Anyway my friend Google helped my find some example circuits:
http://www.bobsdata.com/moisture_detector/index.html
http://www.mrroot.net/tag/darlington/

I implemented a variation of these 2 circuits, and it works perfect. Actually, too perfect. It is so sensitive that just my finger touching the probe going to the darlington will trigger the circuit. In my project, a water leak will shut the whole thing down, so I really need to be sure that its not getting false triggers every time somebody walks by talking on their iphone (well, I haven't actually seen that happen).

So I thought I might just try it with a 2N2222 instead of the darlington. To my surprise it works exactly the same. There isn't a perceptible difference.

I was thinking that maybe a simple voltage divider would work better, where the water resistance would dramatically change one half of the divider, enough to trigger a logic level change on the PIC. Now, this is easy enough to test myself, except for the fact that I'm in Germany for a week. I brought my breadboard circuit with me but forgot to bring my box of resistors. lol my fail.

From some research it looks like the normal resistance of water is about 180K ohms. It varies widely, but if paired up with a voltage divider using 10M ohm resistors, it seems that it should do the trick.

So here's what I'm thinking:



Now if I remember my math right, then the normal state of this divider will be 1.65V across both resistors. This should read as a '1' by the PIC (pullups disabled as that would change the divider). According to the specs the minimum voltage to reliably read as '1' is 1.625V. This is close-- is it too close?

With the probes in water, again if I remember the math correctly, the bottom parallel resistance should drop considerably, changing the voltage drop to approx 3.23v on the top resistor and 0.07 on the bottom. This is well below the max value for a '0' on the PIC of 0.495v @3.3V Vdd.

The catch I guess would be the resistor tolerances. In a worst case with 5% tolerance I could end up with a 1.57V '1' value- below the level needed to guarantee a reliable logic 1 (again I think I can't use pullups because they would throw off the voltage divider right?). But if I used 1% resistors then the worst case would be 1.63V, just over the minimum.

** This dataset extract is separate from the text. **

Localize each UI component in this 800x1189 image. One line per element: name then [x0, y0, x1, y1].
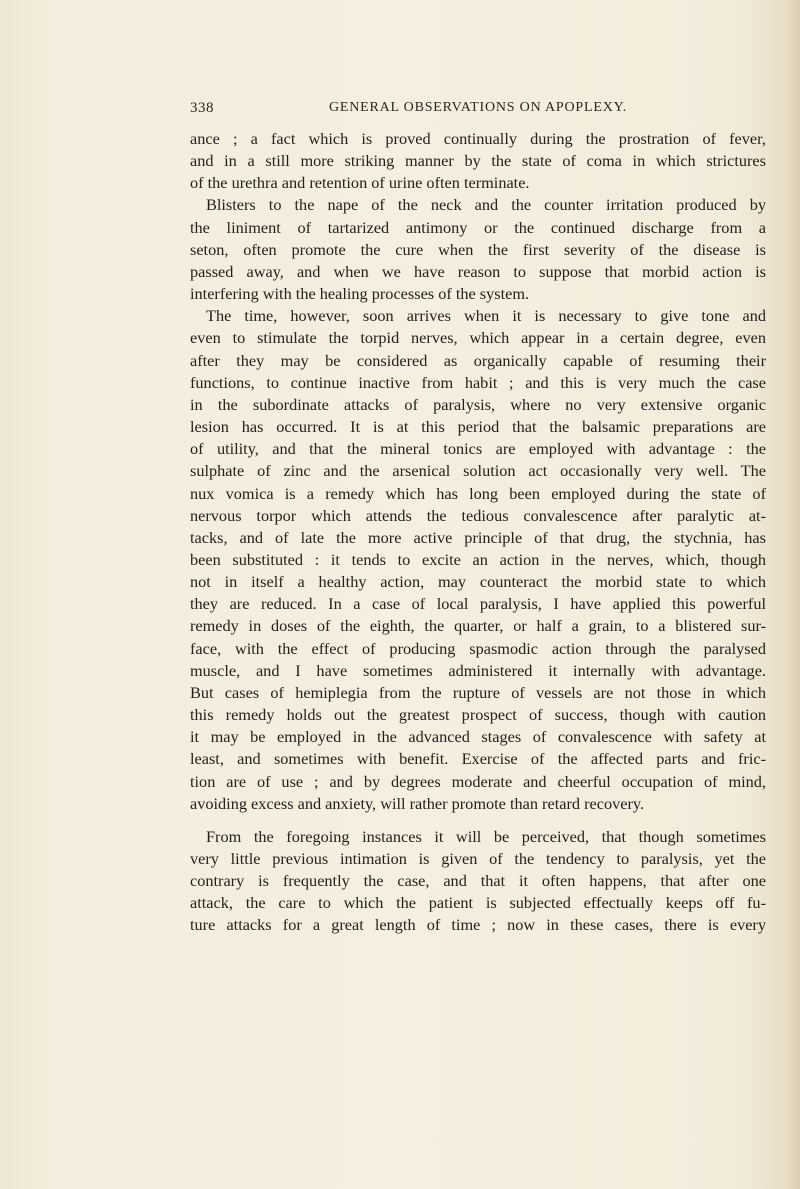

OK I'm probably just saying a bunch of dumb stuff. Would this be any better (more stable, noise immune) than the transistor version? Any other ideas for a stable, reliable, easy to implement/interface water sensor?

Thanks!
 

Thread Starter

Uber_Goober

Joined Jan 19, 2013
45
Oh and the PIC I'm using has A/D and comparator features. Instead of depending on a logic '1' I could look for (for example) the voltage dropping below 1V or something like that. But I'm being lazy and want to live in the bliss of a binary world.